Parte da virada de mesa da inofensiva dona de casa, envolve um antigo romance, mal resolvido e extra conjugal, com o comunista Maurice Babin (Gérard Depardieu, para mim, o eterno Obelix). Babin, de certo modo, é responsável por emplacar uma inversão feminista: por trás de toda grande mulher, há um grande homem. Além disso, dá tons românticos à saga madura da personagem de Deneuve.
O filme é todo de Catherine Deneuve. As tomadas mais longas dela sozinha se exercitando, escrevendo poesia, andando pela fábrica, dando entrevista e muitas outras ações do seu cotidiano em metamorfose provam isso. E sem ela tudo seria muito diferente nessa obra de François Ozon. O seu olhar, sua postura, seu jeito despreocupado, às vezes até um pouco impassível, revelam que Suzanne é uma mulher objetiva e forte desde o início, apesar de todas as mudanças.

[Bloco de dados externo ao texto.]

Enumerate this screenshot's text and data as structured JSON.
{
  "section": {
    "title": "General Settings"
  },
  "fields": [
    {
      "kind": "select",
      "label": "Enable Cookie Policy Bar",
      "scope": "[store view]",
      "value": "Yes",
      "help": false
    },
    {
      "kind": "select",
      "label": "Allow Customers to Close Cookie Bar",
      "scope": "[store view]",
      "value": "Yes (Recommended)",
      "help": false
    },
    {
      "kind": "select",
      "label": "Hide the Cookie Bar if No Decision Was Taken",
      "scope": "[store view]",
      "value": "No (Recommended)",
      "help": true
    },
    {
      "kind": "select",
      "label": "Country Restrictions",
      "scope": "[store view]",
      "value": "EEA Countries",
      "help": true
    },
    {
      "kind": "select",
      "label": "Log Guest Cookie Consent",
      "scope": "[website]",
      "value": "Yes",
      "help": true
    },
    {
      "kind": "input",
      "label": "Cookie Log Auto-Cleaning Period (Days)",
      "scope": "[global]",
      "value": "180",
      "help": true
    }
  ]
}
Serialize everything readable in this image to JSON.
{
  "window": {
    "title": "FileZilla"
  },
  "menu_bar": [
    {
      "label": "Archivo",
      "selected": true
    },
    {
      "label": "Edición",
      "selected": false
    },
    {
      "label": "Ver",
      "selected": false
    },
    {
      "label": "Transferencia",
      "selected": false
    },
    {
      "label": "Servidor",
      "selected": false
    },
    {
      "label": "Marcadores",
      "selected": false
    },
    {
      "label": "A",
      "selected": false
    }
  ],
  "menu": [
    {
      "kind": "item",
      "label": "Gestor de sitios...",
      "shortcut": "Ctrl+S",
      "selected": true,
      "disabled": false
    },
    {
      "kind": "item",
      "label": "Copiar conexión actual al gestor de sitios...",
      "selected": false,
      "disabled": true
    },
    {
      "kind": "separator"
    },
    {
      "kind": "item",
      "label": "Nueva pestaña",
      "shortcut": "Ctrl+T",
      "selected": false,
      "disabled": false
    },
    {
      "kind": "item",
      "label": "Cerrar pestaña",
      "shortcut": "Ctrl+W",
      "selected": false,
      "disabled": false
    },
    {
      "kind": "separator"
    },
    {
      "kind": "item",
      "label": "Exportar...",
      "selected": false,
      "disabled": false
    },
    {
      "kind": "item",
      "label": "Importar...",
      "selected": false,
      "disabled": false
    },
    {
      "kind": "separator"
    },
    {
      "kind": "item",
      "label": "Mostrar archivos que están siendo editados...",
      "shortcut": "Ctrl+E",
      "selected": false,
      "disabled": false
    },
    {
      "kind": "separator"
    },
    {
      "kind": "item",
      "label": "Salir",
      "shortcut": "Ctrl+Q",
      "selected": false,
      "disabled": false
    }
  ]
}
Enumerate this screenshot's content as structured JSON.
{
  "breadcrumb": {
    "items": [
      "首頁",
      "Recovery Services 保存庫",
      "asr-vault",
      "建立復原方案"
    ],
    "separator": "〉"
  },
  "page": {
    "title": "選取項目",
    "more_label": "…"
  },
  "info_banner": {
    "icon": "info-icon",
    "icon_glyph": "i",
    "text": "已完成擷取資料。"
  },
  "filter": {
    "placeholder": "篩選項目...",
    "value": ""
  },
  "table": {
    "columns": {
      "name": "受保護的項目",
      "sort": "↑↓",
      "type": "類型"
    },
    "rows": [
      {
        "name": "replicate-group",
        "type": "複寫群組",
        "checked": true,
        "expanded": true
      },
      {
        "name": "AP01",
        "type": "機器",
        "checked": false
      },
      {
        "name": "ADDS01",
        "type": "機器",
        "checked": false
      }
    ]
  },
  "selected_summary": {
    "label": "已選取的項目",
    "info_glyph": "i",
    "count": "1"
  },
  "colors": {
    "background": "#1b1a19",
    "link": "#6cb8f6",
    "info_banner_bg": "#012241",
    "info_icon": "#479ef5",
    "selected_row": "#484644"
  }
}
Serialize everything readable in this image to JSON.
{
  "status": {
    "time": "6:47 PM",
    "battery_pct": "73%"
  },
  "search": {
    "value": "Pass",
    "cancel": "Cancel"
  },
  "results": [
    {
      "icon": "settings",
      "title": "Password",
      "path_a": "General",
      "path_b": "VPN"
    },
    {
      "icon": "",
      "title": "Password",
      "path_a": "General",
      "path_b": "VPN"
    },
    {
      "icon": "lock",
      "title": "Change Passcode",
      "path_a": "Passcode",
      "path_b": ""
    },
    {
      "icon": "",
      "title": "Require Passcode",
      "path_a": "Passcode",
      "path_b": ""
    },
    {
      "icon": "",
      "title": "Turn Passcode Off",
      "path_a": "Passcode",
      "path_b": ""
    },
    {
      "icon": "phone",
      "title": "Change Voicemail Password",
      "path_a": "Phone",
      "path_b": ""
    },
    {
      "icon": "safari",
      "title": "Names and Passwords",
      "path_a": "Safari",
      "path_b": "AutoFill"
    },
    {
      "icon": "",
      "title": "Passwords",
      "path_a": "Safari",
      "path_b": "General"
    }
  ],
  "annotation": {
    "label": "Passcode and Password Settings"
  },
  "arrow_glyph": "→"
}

Na narrativa, a maioria dos acontecimentos são um tanto arbitrários. Para uma comédia, isso funciona lindamente, pois dá ao filme a agilidade necessária. Por outro lado, não há muita profundidade em nada que o filme aborda, pois tudo tem tom cômico. Potiche provavelmente não ganhará prêmios e não lhe fará refletir, mas ficará no seu imaginário cinematográfico como um filme adorável e como uma doce homenagem a Catherine Deneuve.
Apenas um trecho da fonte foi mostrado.